The Drug Czar has not only been pushing school drug testing here, but our government has been trying to influence other countries, starting with Bush ally Tony Blair. Fortunately, not everyone in the UK is willing to roll over and fund the testers. Professor of Public Health Woody Caan wrote in the British Medical Journal:
Last month the prime minister, Tony Blair, lent his weight to random drug testing in schools in an interview for a downmarket newspaper. He proposed a national programme be implemented soon, adhering to unspecified central directives.The Department of Health has 19 criteria for introducing new screening programmes.2 At least 18 of these 19 criteria are not met for widespread, wide spectrum drug urine analysis in schools. The remaining criterion is that the condition is an important health problem.

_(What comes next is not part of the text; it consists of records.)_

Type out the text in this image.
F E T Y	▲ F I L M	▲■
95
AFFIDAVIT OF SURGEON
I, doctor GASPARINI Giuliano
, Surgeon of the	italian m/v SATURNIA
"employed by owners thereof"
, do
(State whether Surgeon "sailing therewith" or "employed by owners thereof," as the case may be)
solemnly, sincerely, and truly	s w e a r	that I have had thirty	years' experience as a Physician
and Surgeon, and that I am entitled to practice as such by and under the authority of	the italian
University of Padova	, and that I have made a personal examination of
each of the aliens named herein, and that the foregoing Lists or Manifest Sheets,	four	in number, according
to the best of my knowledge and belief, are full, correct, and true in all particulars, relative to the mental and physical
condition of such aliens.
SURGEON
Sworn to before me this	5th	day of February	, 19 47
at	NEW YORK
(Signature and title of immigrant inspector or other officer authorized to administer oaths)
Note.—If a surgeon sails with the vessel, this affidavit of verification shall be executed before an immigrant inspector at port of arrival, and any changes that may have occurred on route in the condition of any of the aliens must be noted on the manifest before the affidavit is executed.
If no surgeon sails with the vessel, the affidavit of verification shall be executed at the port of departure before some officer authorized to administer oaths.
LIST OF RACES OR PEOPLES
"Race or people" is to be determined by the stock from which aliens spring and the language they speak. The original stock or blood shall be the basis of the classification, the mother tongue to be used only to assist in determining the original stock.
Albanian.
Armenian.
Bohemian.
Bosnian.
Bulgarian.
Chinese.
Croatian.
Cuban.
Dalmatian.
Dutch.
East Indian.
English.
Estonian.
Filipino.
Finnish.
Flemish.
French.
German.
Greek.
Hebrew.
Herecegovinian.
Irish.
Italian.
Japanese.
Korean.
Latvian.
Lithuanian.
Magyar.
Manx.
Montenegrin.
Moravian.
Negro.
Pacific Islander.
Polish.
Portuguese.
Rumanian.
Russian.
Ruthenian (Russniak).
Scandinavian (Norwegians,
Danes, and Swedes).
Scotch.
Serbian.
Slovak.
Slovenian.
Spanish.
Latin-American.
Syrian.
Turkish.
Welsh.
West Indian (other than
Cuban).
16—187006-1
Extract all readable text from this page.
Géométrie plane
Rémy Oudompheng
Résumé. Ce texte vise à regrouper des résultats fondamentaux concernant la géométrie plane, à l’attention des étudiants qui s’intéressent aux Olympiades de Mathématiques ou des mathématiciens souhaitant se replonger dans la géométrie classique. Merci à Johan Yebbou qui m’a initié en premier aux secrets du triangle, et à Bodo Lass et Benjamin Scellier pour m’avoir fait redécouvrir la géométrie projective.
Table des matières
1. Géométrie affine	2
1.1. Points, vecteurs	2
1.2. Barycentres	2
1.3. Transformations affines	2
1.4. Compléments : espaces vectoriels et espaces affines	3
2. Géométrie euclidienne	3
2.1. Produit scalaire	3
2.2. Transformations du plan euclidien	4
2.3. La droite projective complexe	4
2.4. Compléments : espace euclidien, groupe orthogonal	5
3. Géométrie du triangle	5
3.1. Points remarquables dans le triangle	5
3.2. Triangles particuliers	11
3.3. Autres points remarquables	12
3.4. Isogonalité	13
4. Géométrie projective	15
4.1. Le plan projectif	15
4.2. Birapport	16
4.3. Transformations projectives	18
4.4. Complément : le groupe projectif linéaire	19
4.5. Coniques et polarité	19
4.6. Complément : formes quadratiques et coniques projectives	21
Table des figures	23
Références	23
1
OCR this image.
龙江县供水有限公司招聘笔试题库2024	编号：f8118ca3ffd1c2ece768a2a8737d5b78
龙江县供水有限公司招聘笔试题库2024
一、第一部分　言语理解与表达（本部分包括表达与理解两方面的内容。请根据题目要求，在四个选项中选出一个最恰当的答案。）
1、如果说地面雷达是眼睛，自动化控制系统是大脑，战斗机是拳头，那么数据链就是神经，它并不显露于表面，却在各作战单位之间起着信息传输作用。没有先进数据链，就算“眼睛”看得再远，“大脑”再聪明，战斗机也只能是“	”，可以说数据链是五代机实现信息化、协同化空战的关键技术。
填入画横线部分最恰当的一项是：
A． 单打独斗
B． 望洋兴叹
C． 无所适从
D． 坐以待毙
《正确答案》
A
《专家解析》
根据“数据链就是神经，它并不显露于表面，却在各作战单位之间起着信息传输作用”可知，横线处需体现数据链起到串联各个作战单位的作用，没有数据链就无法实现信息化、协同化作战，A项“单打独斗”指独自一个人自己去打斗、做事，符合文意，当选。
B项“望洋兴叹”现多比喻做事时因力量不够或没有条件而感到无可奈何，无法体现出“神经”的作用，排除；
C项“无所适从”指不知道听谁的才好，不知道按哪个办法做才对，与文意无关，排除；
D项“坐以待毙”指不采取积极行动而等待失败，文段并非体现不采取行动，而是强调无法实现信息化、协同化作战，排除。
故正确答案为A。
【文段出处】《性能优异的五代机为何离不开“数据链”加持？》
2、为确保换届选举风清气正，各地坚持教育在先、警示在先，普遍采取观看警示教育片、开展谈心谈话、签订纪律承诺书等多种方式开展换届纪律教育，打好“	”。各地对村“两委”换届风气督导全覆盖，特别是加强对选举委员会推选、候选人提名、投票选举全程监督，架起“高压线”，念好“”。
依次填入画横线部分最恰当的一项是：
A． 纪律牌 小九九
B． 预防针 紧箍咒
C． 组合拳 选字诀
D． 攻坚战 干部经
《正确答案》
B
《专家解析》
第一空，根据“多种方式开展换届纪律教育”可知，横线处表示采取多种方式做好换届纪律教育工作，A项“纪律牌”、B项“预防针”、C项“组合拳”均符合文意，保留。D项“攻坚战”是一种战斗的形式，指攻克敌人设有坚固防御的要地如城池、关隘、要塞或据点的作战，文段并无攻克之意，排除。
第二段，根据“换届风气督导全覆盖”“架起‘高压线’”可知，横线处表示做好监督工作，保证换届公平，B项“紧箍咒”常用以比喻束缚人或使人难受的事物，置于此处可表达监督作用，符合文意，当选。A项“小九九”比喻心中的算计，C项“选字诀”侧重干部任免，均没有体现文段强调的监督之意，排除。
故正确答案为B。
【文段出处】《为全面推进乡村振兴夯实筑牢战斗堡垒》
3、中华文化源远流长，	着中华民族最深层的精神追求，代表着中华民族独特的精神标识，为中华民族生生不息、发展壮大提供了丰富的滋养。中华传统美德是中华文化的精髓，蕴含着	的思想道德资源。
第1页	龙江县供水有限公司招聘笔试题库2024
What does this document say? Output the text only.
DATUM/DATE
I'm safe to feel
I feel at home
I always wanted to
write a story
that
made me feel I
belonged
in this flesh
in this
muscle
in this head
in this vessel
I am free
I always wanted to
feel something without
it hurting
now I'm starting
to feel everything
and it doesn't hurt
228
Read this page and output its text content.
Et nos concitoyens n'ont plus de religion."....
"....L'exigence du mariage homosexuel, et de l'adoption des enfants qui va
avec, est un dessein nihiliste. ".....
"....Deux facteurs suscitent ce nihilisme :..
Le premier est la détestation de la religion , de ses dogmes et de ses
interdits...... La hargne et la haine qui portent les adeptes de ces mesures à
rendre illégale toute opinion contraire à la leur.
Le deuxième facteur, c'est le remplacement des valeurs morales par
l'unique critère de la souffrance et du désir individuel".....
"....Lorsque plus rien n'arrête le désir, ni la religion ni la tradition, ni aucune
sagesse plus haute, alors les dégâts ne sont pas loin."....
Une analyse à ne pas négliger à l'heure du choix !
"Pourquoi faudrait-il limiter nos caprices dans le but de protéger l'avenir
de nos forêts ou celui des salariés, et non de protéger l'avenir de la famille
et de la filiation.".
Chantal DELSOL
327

Drug use in young people is indeed associated with many health risks,3 but a single, positive urine test, for any illicit drug, is probably not meaningful in a clinical sense. Each schoolchild’s context of use (family history, social and emotional development) is crucial to interpreting any supposed “drug career.” Use by a homeless pregnant teenage runaway from local authority care with a history of deliberate self harm and high risk sex work to pay for her drugs may be very different from a single experimental use at home with adults during a family party.
I find this to be a refreshing point of view. Not only does Professor Caan point out technical shortcomings, but he also asks the question that is not being asked in this country: What does a positive test mean? He notes that it is different in different situations, and that a plan needs to be developed to determine how you work with people who test positive.
But in this country, we’ve looked at testing as absolute — as zero tolerance — as if the test was more important than any actual drug problem. Who cares about impairment? — we just test for the presence of the drug. Who cares whether some drugs have different affects than others? Who cares whether somebody has a medical drug problem? — we just lump all positive tests together.
We could learn something from the Brits here (not including Tony, of course).